Где видел Андрей этого типа? Его вздернутый носик, чувственные губы? Изящные движения белых ручек? Не на том ли забеленном порошей приморском шоссе, когда автомашина разведшколы медленно пробиралась в общей транспортной колонне к Пиллау? Черняка еще терпели под брезентовым навесом грузовика, но он чувствовал, что гитлеровцы, недовольные теснотой, не прочь избавиться от него. Где-то за Раушеном колонна остановилась в лесу: поселок впереди бомбила советская авиация. Черняк решил спуститься к морю. У подножия песчаного холма Андрей наткнулся на солдата в черной эсэсовской шинели.

«Куда?»

«Хочу взглянуть на море. Я из колонны».

«Есть приказ никого не пропускать. Впрочем, иди. Сигареты есть?»
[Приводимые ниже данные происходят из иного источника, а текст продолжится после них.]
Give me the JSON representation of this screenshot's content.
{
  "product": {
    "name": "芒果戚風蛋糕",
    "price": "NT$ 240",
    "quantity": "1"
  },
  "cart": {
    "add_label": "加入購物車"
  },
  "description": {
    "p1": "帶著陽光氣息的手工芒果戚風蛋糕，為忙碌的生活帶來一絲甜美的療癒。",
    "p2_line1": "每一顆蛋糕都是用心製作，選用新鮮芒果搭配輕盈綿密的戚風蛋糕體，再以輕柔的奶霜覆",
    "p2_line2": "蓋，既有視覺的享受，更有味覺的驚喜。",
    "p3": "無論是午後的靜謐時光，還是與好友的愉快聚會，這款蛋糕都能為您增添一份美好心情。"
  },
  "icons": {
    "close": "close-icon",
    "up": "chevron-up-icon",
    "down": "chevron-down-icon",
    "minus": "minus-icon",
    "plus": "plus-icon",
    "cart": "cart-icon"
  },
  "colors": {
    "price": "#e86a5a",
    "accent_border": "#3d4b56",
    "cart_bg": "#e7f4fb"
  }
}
С песчаной вершины Черняк увидел море, пустынное, без единого суденышка. По берегу, далеко внизу, семенил человечек, что-то приказывал кучке людей. Люди не двигались, словно оцепенели. Человечек выстрелил в толпу, и она рассыпалась на отдельные фигурки, покатившиеся к прибою. Фигурки отступили в воду и вновь собрались в кучу. Только двое оторвались от толпы и, взявшись за руки, пошли дальше, в море, пока не исчезли под волнами. Человечек отбежал в мертвую зону, взмахнул рукой. Застрочил пулемет, и люди начали оседать в буровато-серые прибойные волны. Кто-то пытался плыть, но неумолимо попадал в смертоносную пляску фонтанчиков. Акция заняла несколько минут. Человечек суетился на берегу, добивая раненых. К нему начали стягиваться эсэсовцы из оцепления. Потом, вернувшись в грузовик, потрясенный Андрей еще раз увидел участников расстрела: равнодушную солдатню, круглолицего, с замерзшим личиком...

...Черняк, преодолевая головокружение, поднялся на ноги. Человек в сапогах снисходительно наблюдал за ним. Он, как и Черняк, был светловолос, невысок, однако черты его лица были более резки, что-то птичье проглядывало в глазах-ледышках, тонком хрящеватом носу.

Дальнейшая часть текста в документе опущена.